La deficiencia de vitamina D se ha vuelto tan habitual en Tierra del Fuego que muchos la consideran casi normal. Sin embargo, especialistas insisten en que no debería serlo y advierten sobre los riesgos que implica para la salud ósea, muscular e inmunológica de los fueguinos.
La vitamina D no solo es clave para la absorción de calcio y fósforo, sino que también interviene en el funcionamiento muscular, el sistema inmunitario y el equilibrio emocional. Cuando los niveles caen por debajo de lo recomendado, pueden aparecer debilidad muscular, dolores óseos y, a largo plazo, mayor riesgo de pérdida de masa ósea y fracturas.
En la provincia, la principal causa de esta deficiencia es la limitada exposición solar durante gran parte del año, especialmente en los meses de invierno. Aunque también se obtiene en pequeñas cantidades a través de alimentos como pescados grasos, huevos y productos fortificados, la síntesis cutánea sigue siendo la fuente principal para la mayoría de las personas.
Desde el Hospital Regional de Ushuaia y centros de salud de Río Grande y Tolhuin, los médicos remarcan que la suplementación no debe ser automática ni igual para todos. La dosis adecuada depende de los niveles detectados en sangre, la edad, la alimentación, el color de piel y el tiempo que cada persona pasa al aire libre. Un análisis de sangre es el único modo confiable de saber si hace falta intervenir.
La deficiencia prolongada no solo afecta a adultos mayores. Niños, adolescentes y trabajadores que pasan muchas horas en ambientes cerrados —como empleados de fábricas del parque industrial de Río Grande o del sector público— también están expuestos. En mujeres posmenopáusicas el riesgo de osteoporosis se incrementa notablemente si los niveles permanecen bajos durante años.
Aunque el tema suele pasar desapercibido frente a otras preocupaciones sanitarias de la provincia, como el gas invernal o el acceso a medicamentos, las autoridades sanitarias recomiendan incluir la medición de vitamina D dentro de los controles anuales, sobre todo en pacientes con factores de riesgo.
Cuidar los niveles de esta hormona —porque en realidad actúa más como una hormona que como una simple vitamina— forma parte de la prevención básica.
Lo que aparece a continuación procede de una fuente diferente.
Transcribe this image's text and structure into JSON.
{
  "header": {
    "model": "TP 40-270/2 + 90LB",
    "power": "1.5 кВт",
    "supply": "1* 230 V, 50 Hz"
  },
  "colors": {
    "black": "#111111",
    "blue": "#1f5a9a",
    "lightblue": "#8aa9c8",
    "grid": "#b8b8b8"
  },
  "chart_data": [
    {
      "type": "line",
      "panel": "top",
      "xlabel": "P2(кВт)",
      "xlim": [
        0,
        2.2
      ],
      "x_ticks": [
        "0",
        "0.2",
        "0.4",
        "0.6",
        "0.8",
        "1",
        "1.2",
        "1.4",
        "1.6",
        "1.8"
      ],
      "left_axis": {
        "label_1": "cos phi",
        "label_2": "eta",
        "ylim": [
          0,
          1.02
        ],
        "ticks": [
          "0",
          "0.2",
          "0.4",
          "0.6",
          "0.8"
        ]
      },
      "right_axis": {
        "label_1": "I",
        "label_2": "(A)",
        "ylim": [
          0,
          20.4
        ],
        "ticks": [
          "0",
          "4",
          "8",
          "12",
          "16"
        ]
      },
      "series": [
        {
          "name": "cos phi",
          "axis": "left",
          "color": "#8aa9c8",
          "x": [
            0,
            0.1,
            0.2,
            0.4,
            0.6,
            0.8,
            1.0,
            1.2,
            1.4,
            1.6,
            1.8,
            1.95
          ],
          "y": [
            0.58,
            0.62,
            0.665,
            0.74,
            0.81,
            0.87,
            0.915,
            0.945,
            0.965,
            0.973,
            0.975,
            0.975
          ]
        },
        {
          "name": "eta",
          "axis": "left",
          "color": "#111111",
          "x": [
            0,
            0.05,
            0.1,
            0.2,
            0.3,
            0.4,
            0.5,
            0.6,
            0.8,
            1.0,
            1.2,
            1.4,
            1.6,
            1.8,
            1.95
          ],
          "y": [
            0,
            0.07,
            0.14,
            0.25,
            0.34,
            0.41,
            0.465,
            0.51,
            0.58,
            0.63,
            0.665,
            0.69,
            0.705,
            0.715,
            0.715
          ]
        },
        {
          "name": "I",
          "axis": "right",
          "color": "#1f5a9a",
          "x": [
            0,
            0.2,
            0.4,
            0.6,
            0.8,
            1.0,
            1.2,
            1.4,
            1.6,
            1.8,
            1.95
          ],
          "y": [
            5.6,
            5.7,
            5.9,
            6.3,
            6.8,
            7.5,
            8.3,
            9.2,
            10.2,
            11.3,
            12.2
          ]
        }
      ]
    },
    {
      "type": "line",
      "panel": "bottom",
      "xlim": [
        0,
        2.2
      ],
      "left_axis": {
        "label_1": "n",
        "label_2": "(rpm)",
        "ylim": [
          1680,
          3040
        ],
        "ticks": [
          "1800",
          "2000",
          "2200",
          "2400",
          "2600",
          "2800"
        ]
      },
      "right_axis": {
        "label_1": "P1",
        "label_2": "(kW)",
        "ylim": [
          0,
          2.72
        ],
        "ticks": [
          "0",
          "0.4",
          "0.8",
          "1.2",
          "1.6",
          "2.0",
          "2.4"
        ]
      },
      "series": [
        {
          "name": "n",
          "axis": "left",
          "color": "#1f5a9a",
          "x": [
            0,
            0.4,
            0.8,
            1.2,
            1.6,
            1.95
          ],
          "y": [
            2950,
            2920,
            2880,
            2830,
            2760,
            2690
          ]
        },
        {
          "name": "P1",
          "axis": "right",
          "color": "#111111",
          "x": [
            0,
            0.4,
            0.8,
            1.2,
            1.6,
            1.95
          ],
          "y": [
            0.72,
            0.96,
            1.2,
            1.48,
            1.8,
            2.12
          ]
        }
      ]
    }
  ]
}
Salir al aire libre en los horarios en que el sol es más efectivo, aunque sea por pocos minutos, mantener una alimentación equilibrada y consultar al médico antes de comenzar cualquier suplemento son las recomendaciones centrales para los fueguinos.
En un contexto donde el costo de vida y el acceso a la salud siguen siendo temas sensibles, prestar atención a un nutriente tan estratégico como la vitamina D puede evitar complicaciones futuras y mejorar la calidad de vida de miles de habitantes de las tres ciudades fueguinas.